A l’inverse, si l’armée nord-coréenne était placée sous l’autorité et le contrôle de la Russie, cette dernière serait tenue de veiller à respecter pleinement ses engagements. La Corée du Nord ne peut donc pas être considérée comme partie au conflit armé. Elle ne serait cependant pas exemptée de ses obligations en la matière : elle devrait prendre des mesures notamment pour « assurer » le respect des Conventions de Genève par ses troupes (art. 1 commun aux Conventions de Genève de 1949). En outre, si des violations graves des conventions susmentionnées étaient commises, elle aurait l’obligation de rechercher les responsables – notamment à leur retour au pays – et de les déférer à ses tribunaux ou de les livrer pour jugement devant un autre tribunal. État partie.
Quelles conséquences doit-on en tirer en termes de responsabilité internationale ?

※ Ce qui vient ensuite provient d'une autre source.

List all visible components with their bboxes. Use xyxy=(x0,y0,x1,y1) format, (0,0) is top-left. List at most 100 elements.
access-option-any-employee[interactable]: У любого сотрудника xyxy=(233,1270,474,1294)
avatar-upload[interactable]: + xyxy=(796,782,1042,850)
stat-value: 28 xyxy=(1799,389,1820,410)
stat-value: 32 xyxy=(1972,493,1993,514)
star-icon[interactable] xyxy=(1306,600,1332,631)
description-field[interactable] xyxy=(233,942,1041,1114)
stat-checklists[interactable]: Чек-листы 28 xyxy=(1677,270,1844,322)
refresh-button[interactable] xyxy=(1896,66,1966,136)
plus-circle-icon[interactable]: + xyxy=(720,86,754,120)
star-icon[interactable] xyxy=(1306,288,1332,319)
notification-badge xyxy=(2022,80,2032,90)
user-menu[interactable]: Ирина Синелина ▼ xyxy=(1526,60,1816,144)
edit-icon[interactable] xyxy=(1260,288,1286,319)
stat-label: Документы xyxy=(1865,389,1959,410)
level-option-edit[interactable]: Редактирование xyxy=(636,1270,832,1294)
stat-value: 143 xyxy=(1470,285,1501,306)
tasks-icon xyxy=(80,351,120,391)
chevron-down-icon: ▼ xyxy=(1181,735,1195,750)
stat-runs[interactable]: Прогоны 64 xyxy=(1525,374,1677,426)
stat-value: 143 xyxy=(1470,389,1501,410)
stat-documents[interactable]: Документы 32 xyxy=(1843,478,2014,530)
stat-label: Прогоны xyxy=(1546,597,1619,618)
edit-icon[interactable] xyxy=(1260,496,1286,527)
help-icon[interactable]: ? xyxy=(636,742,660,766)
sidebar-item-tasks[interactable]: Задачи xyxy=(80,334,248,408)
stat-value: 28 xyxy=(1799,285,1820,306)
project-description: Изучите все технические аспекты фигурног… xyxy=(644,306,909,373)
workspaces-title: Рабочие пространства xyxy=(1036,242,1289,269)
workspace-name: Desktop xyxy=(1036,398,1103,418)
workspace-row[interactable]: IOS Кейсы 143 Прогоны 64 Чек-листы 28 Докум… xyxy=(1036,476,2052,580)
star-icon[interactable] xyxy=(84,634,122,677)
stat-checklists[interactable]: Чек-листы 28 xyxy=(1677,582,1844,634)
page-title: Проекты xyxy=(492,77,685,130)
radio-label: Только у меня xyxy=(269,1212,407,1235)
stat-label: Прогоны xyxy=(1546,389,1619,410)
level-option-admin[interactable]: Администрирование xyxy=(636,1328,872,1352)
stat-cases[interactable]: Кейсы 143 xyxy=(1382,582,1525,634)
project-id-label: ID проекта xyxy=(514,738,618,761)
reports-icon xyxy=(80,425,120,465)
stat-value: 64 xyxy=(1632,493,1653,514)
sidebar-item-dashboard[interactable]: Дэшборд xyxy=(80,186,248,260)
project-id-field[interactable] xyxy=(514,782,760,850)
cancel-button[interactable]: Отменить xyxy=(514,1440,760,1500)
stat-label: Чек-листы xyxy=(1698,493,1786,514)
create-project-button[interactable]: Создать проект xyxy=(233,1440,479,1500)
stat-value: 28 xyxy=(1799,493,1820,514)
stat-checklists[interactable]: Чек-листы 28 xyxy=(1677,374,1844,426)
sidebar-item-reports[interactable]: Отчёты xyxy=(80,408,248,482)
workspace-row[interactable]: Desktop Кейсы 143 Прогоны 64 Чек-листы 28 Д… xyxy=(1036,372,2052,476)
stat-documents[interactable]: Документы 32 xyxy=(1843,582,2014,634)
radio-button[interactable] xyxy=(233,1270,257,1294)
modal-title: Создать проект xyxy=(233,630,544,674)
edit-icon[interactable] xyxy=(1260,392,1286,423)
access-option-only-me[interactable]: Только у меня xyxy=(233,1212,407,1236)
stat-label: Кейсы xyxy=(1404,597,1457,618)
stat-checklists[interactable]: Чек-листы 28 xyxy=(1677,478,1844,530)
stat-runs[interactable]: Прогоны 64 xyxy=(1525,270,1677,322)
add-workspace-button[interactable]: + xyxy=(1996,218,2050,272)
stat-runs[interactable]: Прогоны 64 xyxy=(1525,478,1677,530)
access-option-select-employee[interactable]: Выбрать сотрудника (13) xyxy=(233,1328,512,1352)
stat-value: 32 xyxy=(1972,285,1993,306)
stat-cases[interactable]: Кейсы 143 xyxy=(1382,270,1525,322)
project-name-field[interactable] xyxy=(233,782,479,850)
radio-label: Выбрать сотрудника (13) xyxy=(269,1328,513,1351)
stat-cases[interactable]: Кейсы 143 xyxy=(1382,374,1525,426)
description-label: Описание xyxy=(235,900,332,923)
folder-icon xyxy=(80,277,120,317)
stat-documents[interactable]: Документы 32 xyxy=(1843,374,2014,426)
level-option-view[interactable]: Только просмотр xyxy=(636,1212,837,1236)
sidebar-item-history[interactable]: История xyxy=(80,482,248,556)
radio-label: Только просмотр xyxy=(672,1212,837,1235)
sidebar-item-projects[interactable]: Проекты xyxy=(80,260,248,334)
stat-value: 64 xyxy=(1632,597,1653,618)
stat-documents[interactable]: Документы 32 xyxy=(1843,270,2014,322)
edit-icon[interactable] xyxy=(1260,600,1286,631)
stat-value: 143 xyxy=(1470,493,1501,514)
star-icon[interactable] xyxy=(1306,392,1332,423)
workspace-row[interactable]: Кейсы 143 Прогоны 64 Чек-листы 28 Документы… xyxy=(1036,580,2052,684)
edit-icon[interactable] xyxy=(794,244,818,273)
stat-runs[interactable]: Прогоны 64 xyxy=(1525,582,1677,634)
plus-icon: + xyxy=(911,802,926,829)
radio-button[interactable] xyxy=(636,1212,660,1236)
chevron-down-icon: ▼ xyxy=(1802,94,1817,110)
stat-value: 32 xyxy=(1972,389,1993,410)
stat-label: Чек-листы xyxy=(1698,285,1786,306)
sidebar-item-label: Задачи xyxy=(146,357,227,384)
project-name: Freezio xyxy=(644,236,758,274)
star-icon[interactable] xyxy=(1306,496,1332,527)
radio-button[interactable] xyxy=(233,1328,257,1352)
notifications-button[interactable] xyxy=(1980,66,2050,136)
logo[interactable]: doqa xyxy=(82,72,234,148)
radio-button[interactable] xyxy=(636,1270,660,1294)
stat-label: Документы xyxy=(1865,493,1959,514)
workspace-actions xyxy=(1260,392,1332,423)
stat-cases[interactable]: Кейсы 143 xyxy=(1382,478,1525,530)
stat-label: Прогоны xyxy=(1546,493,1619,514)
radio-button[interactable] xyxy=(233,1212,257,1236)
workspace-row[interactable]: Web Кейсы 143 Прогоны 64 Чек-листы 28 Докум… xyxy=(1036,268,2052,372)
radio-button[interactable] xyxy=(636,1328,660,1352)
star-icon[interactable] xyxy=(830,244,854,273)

La Corée du Nord devrait réparer les dommages causés à l’Ukraine en raison de ses actes illicites au niveau international. Une telle réparation prendrait avant tout la forme d’une indemnisation pour préjudice matériel, comme ce fut par exemple le cas dans une affaire tranchée par la Cour internationale de Justice en 2022. En raison de l’illégalité de principe de l’assistance militaire de la Corée du Sud, la Corée du Nord pourrait être tenue d’exiger indemniser l’Ukraine non seulement pour les dommages matériels et les pertes causés par les violations du droit des conflits armés, mais également pour les dommages causés au titre du droit des conflits armés. Pour faciliter la mise en œuvre de cette obligation, le mandat du Registre des dommages causés par l’agression de la Fédération de Russie contre l’Ukraine établi par le Conseil de l’Europe – avec le mandat d’« enregistrer, sous forme documentaire, les preuves et informations relatives aux demandes d’indemnisation pour les dommages, pertes ou préjudices causés par la Russie à des personnes physiques ou morales ou à l’État ukrainien – dommages causés par la Corée du Nord.
Enfin, il convient de noter que les dirigeants politiques et militaires nord-coréens qui ont pris la décision de déployer des troupes pourraient être accusés d’avoir commis un crime d’agression contre l’Ukraine, soit eux-mêmes, soit en tant que complices de responsables russes. Article 8bis du Statut de Rome de la Cour pénale internationale définit le crime d’agression comme « la planification, la préparation, l’initiative ou l’exécution par une personne effectivement capable de contrôler ou de diriger l’action politique ou militaire d’un État, d’un acte d’agression qui, en raison de sa nature, sa gravité et sa portée, constituent une violation flagrante de la Charte des Nations Unies. » Bien que cette disposition ne soit pas applicable en l’espèce puisque ni la Corée du Nord ni la Russie ne sont parties au Statut, il est reconnu que les règles relatives à la responsabilité pénale des individus pour le crime d’agression sont également pertinentes pour le droit international coutumier applicable de manière indépendante. tout engagement conventionnel. Mais la question reste ouverte de savoir dans quelle juridiction un tel procès pourrait avoir lieu.